# Simplify this division of square roots?

## $\frac{\frac{\sqrt{2}}{2}}{1 + \frac{\sqrt{2}}{2}}$

Sep 1, 2016

$\sqrt{2} - 1$.

#### Explanation:

The Expression$= \frac{\frac{\sqrt{2}}{2}}{1 + \frac{\sqrt{2}}{2}}$

$= \frac{\frac{\sqrt{2}}{\cancel{2}}}{\frac{2 + \sqrt{2}}{\cancel{2}}}$

$= \frac{\sqrt{2}}{2 + \sqrt{2}}$

$= \frac{\sqrt{2}}{2 + \sqrt{2}}$

=cancel(sqrt2)/(cancelsqrt2(sqrt2+1)

$= \frac{1}{\sqrt{2} + 1} \times \left(\frac{\sqrt{2} - 1}{\sqrt{2} - 1}\right)$

$= \frac{\sqrt{2} - 1}{2 - 1}$

$= \sqrt{2} - 1$.

Sep 1, 2016

$\frac{\frac{\sqrt{2}}{2}}{1 + \frac{\sqrt{2}}{2}} = \sqrt{2} - 1$

#### Explanation:

We will continue under the assumption that "simplifying" requires rationalizing the denominator.

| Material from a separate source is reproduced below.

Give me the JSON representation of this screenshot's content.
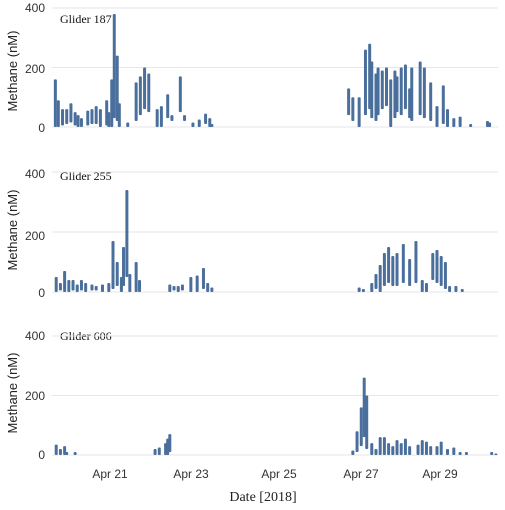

First, we can remove fractions from the numerator and denominator by multiplying both by $2$:

$\frac{\frac{\sqrt{2}}{2}}{1 + \frac{\sqrt{2}}{2}} = \frac{\frac{\sqrt{2}}{2}}{1 + \frac{\sqrt{2}}{2}} \cdot \frac{2}{2}$

$= \frac{\sqrt{2}}{2 + \sqrt{2}}$

Then, we rationalize the denominator by multiplying by the conjugate of the denominator, and taking advantage of the identity $\left(a + b\right) \left(a - b\right) = {a}^{2} - {b}^{2}$

$\frac{\sqrt{2}}{2 + \sqrt{2}} = \frac{\sqrt{2}}{2 + \sqrt{2}} \cdot \frac{2 - \sqrt{2}}{2 - \sqrt{2}}$

$= \frac{2 \sqrt{2} - \sqrt{2} \cdot \sqrt{2}}{{2}^{2} - {\sqrt{2}}^{2}}$

$= \frac{2 \sqrt{2} - 2}{4 - 2}$

$= \frac{\cancel{2} \left(\sqrt{2} - 1\right)}{\cancel{2}}$

$= \sqrt{2} - 1$

Sep 1, 2016

$\sqrt{2} - 1$

#### Explanation:

We will make use of the fact that $\frac{\frac{a}{b}}{\frac{c}{d}} = \frac{a \times d}{b \times c}$

But before we can do that, we need to add the fractions in the denominator to make one fraction.

$\frac{\frac{\sqrt{2}}{2}}{1 + \frac{\sqrt{2}}{2}} \text{ = } \frac{\frac{\sqrt{2}}{2}}{\frac{2 + \sqrt{2}}{2}}$

(color(red)(sqrt2)/color(blue)(2))/(color(blue)((2+sqrt2)/color(red)(2))) " = "(color(red)(cancel2sqrt2))/ (color(blue)(cancel2(2+sqrt2)) Much better!

Now rationalise the denominator:

$\frac{\sqrt{2}}{\left(2 + \sqrt{2}\right)} \times \textcolor{\lim e}{\frac{\left(2 - \sqrt{2}\right)}{\left(2 - \sqrt{2}\right)}} = \frac{2 \sqrt{2} - {\sqrt{2}}^{2}}{{2}^{2} - {\sqrt{2}}^{2}}$

$\frac{2 \sqrt{2} - 2}{4 - 2} = \frac{\cancel{2} \left(\sqrt{2} - 1\right)}{\cancel{2}}$

=$\sqrt{2} - 1$